La Tamborrada: un “ruido” necesario

9En los años en los que hubiera podido salir en la tamborrada del colegio, en mi colegio no había tamborrada. Y no la había porque era un colegio de niñas y las niñas no podían participar en la fiesta grande de la ciudad excepto en calidad de espectadoras. Si acaso a algunas “enchufadas” se les dejaba hacer de cantineritas e ir moviendo la mano en plan infanta al son de tambores y barriles, que niños felices y orgullosos, aporreaban con fervor malsano, ellos, los que sí tenían derecho a ello. Fue la época en la que se me fue desarrollando el concepto de lo que era “justo o injusto”…

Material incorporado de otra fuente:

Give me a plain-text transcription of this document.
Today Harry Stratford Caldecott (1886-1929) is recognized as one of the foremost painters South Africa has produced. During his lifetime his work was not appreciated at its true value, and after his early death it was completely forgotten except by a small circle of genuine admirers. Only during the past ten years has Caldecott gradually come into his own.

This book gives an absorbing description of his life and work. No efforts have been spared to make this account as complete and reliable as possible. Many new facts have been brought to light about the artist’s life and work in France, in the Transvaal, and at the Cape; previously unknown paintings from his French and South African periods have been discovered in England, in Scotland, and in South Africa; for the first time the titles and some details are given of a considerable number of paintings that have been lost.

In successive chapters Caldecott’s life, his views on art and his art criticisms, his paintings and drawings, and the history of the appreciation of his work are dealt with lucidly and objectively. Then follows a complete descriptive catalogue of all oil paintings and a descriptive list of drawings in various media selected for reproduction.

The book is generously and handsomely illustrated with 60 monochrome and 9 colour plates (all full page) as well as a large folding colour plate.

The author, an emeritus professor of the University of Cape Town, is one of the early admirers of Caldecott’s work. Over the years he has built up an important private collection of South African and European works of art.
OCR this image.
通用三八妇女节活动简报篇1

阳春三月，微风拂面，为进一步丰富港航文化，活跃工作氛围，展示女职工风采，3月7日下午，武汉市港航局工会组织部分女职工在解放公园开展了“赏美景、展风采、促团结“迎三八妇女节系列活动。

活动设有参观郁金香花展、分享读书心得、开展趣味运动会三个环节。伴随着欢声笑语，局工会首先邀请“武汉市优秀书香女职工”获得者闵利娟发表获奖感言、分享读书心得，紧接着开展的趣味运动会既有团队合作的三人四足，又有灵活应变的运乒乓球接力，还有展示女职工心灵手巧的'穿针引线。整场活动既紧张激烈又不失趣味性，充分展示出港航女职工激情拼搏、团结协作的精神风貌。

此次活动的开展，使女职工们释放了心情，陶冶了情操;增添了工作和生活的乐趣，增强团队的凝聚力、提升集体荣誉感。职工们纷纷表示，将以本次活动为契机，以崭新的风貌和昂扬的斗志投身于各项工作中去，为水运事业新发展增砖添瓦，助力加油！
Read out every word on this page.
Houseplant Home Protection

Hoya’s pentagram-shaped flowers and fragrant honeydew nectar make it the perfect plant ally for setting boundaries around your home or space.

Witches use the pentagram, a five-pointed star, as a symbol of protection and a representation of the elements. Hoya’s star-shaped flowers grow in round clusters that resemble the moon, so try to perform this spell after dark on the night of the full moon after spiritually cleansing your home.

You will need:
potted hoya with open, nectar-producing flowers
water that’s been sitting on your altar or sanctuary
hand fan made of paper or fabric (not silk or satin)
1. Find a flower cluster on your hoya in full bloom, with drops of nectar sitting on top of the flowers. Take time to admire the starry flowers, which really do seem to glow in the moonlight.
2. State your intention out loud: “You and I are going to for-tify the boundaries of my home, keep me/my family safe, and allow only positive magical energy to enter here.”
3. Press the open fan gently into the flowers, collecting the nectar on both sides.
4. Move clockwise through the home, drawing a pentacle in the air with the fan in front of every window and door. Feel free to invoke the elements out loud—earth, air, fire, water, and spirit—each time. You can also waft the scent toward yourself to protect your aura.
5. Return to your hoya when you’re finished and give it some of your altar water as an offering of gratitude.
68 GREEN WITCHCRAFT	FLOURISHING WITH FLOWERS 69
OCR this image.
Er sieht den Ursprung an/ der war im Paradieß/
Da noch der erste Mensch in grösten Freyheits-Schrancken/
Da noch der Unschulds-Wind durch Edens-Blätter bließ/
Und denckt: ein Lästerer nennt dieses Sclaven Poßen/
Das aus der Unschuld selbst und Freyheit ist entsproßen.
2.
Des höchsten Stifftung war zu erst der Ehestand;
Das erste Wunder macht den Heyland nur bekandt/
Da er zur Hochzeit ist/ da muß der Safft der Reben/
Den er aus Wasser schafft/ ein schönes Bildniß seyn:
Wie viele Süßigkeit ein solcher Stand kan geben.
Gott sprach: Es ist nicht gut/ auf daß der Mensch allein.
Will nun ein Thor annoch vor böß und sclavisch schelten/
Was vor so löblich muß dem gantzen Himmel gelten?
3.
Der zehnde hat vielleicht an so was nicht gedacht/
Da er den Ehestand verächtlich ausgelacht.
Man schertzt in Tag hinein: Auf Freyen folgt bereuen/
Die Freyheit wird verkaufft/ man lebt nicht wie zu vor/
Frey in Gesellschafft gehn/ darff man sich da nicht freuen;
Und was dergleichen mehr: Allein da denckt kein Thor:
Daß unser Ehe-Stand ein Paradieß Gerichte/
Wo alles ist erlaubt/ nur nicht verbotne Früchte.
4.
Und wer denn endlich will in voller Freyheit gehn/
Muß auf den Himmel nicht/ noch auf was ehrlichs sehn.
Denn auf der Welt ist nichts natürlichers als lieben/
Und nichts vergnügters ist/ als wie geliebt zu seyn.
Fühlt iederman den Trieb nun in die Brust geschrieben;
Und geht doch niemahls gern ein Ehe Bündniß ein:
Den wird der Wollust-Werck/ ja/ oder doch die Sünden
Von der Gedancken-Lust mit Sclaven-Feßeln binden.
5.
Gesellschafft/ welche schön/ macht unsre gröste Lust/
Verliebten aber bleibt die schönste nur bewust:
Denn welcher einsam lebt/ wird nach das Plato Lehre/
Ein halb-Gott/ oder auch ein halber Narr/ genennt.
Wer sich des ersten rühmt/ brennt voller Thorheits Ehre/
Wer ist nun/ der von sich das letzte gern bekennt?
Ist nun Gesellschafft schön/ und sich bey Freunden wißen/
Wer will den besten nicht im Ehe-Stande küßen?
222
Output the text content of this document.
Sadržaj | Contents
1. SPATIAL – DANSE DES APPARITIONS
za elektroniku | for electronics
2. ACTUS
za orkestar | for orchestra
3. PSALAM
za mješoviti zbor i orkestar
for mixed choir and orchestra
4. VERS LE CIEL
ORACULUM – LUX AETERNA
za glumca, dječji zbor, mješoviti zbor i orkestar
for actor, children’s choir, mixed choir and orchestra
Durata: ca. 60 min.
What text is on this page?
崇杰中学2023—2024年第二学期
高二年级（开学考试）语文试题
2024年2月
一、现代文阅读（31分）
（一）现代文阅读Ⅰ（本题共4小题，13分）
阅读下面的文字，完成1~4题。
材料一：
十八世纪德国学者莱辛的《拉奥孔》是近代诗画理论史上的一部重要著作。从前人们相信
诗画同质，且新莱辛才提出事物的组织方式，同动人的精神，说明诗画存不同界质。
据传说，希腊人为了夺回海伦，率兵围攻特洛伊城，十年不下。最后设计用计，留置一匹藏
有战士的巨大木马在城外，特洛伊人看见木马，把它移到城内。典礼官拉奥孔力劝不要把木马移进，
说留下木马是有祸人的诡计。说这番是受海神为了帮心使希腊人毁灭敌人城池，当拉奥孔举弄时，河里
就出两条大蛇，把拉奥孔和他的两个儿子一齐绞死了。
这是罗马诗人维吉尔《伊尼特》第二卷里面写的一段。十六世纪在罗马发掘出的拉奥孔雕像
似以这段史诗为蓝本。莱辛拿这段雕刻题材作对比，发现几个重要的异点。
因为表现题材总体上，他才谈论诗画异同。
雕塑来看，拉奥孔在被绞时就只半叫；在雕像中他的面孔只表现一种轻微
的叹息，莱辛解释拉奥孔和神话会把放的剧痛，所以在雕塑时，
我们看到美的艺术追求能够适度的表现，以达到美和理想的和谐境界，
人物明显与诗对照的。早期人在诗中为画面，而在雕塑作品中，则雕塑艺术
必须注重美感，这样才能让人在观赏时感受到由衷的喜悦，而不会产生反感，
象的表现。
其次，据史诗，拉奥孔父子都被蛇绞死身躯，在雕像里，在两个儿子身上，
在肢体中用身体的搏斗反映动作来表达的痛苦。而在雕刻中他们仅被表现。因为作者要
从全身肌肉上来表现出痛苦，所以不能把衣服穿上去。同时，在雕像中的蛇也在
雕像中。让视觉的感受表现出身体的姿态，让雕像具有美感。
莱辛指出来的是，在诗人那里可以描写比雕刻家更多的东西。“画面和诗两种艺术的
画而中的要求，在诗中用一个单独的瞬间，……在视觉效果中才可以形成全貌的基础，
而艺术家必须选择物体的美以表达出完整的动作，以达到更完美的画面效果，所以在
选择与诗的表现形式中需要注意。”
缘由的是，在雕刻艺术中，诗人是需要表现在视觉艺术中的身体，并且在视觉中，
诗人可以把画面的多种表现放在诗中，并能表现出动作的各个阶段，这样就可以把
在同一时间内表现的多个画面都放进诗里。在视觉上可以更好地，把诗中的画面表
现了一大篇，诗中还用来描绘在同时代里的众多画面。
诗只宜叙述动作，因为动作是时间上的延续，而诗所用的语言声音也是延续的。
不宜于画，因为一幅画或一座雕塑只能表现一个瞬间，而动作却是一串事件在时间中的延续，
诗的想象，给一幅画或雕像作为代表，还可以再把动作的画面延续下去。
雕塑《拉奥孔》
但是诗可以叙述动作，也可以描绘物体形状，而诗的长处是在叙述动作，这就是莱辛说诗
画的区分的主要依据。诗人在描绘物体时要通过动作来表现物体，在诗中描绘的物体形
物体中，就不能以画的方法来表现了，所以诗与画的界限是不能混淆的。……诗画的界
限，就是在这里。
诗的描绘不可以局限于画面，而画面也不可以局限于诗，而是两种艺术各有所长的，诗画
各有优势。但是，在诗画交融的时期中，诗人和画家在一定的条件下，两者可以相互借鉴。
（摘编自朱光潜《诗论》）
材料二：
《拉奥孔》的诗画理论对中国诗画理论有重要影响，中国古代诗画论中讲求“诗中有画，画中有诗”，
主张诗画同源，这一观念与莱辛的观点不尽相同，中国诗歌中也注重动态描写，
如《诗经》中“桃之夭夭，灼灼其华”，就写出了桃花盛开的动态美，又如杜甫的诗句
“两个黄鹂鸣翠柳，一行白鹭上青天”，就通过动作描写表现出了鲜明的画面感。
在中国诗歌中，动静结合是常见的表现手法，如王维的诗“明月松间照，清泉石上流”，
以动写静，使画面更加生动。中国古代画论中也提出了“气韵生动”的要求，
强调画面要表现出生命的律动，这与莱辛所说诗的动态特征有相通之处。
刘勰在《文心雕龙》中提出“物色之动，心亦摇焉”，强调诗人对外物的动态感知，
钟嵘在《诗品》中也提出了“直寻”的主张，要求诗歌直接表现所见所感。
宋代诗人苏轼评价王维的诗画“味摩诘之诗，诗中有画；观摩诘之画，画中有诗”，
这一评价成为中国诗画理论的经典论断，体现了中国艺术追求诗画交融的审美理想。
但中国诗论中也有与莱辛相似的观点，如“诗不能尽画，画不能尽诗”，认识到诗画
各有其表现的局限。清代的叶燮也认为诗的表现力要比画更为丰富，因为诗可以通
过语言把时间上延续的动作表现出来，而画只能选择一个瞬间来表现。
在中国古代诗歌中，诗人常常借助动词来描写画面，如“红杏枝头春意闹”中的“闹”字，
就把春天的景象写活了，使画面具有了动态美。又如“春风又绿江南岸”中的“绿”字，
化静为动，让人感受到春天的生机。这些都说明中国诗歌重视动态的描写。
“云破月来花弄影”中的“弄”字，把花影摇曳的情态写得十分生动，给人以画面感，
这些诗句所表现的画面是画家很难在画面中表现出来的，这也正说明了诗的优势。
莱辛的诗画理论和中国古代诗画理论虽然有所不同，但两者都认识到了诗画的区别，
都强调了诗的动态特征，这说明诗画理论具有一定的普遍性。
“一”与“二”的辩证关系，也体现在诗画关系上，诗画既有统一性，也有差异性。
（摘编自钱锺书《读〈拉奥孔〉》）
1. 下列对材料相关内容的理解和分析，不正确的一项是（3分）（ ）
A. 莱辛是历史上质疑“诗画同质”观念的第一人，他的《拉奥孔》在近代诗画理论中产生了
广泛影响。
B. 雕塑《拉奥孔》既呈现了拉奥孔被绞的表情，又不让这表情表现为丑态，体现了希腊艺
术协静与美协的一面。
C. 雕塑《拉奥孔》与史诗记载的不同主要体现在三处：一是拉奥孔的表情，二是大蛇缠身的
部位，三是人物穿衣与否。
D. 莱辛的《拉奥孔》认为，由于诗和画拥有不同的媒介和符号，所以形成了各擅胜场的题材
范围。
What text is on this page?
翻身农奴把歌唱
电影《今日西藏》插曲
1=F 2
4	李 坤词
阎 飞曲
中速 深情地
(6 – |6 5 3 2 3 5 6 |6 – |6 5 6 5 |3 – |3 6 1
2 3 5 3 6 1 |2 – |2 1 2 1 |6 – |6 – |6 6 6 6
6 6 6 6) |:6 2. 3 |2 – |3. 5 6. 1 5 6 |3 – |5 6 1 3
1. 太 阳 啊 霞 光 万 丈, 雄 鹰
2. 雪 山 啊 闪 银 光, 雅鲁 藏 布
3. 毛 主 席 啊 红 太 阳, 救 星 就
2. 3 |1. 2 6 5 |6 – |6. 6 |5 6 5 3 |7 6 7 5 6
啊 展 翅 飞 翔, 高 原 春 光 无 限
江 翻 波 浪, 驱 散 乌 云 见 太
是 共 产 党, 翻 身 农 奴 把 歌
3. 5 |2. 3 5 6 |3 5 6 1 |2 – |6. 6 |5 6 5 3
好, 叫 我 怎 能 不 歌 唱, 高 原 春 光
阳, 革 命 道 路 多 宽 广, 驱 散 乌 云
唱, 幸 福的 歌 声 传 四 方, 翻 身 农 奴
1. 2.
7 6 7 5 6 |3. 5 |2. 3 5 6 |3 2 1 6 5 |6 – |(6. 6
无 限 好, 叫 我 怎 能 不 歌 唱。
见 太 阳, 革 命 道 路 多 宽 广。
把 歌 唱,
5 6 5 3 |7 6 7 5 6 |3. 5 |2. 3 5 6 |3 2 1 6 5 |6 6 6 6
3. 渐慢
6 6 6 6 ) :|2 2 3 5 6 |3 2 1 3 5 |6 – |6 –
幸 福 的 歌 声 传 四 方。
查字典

Han pasado muchos años y la apariencia de las cosas nos muestra una realidad muy bien maquillada: ya mis hijas pudieron hacer que Sarriegui se revolviera en su tumba con pleno derecho e incluso una de ellas fue “Tambor mayor” que es como se le llama a quien va dirigiendo el desaguisado percutor/musical que se avecina para mañana mismo. Muchas niñas salieron entonces en la tamborrada empujadas por sus madres, las que no habían podido hacerlo por exclusión discriminante y flagrante y así parecía que de aquella manera futura conseguían una pequeña compensación de un injusto pretérito. Ahora, todos los niños escolarizados tienen la oportunidad de participar en la Tamborrada Infantil el día 20 de Enero y desfilar por las calles de la ciudad batiendo tambores y barriles a destiempo de la megafonía que se instala en árboles y farolas.

La Tamborrada de “mayores”, me fue dada disfrutarla por persona interpuesta: un novio (porque no tengo hermanos varones) que desfilaba, -puro en boca, palillos en ristre, tambor a la cintura,- contento, feliz y bastante pasado de alcohol, mientras me “obligaba” a mí a seguirle en parte del recorrido por las calles llenas de noche y frío de la ciudad, viéndole disfrutar como un enano mientras que servidora (y sus amigas) seguían sin poder participar activamente en la fiesta por el hecho de ser mujeres. Estuve sopesando mi parte “voyeuse”, hasta que un buen día –una buena madrugada- me dí cuenta de que el mundo está compuesto por dos tipos de personas: los que desfilan y los que miran.

Y ahí empezaron mis problemas (y los de mi novio) porque le pillé el gustillo a eso de reflexionar sobre la justicia o injusticia de las cosas…

Con bastante condescendencia se crearon –muchos años después- las tamborradas mixtas, para que las parejas bien avenidas tuvieran algo lúdico que compartir por lo menos una vez al año. Con buen criterio de sana equidad y justicia aunque algunos le llamaran de otra manera) se permitió también a las mujeres entrar en las sociedades gastronómicas otro día más al año aparte de la víspera de la Virgen de Agosto y de cualquier mañana después de una cuchipanda –masculina- para limpiar y fregar a destajo.

A mí es que no me gusta mirar, pero me han convencido de que es lo habitual, la costumbre, la tradición… y como no soporto el ruido que hacen los demás la única manera que tengo de no volverme loca con tambores y aporreos a todas horas del día 20 de Enero de todos los años, es unirme al jolgorio circundante y salir yo también a la calle, preferentemente de noche, que todos los gatos son pardos, y hacer como Liza Minelli en aquella escena de “Cabaret” cuando se pone debajo de un puente por donde pasa el tren…

Porque comprendo que las tradiciones son necesarias para distraernos –con su ruido y faramalla- de ese otro ruido, sordo y continuo, que nos lacera por dentro ante tanta ignominia y tanta estulticia de la que vivimos rodeados. Porque estoy de acuerdo en dar una vía de escape a las ganas que todos tenemos de aporrear un tambor o un barril por no aporrear la cabeza de quien está machacando a la ciudadanía con otros golpes mucho menos ruidosos pero mucho más efectivos. (Y eminentemente injustos)

Así que vayamos todos alegres a participar de la fiesta en la creencia desde el corazón de que estamos haciendo –más que lo que tradición manda- lo que nosotros necesitamos para despertarnos (aunque sea una esquina de la conciencia) al son del “rataplán” de los tambores lejanos.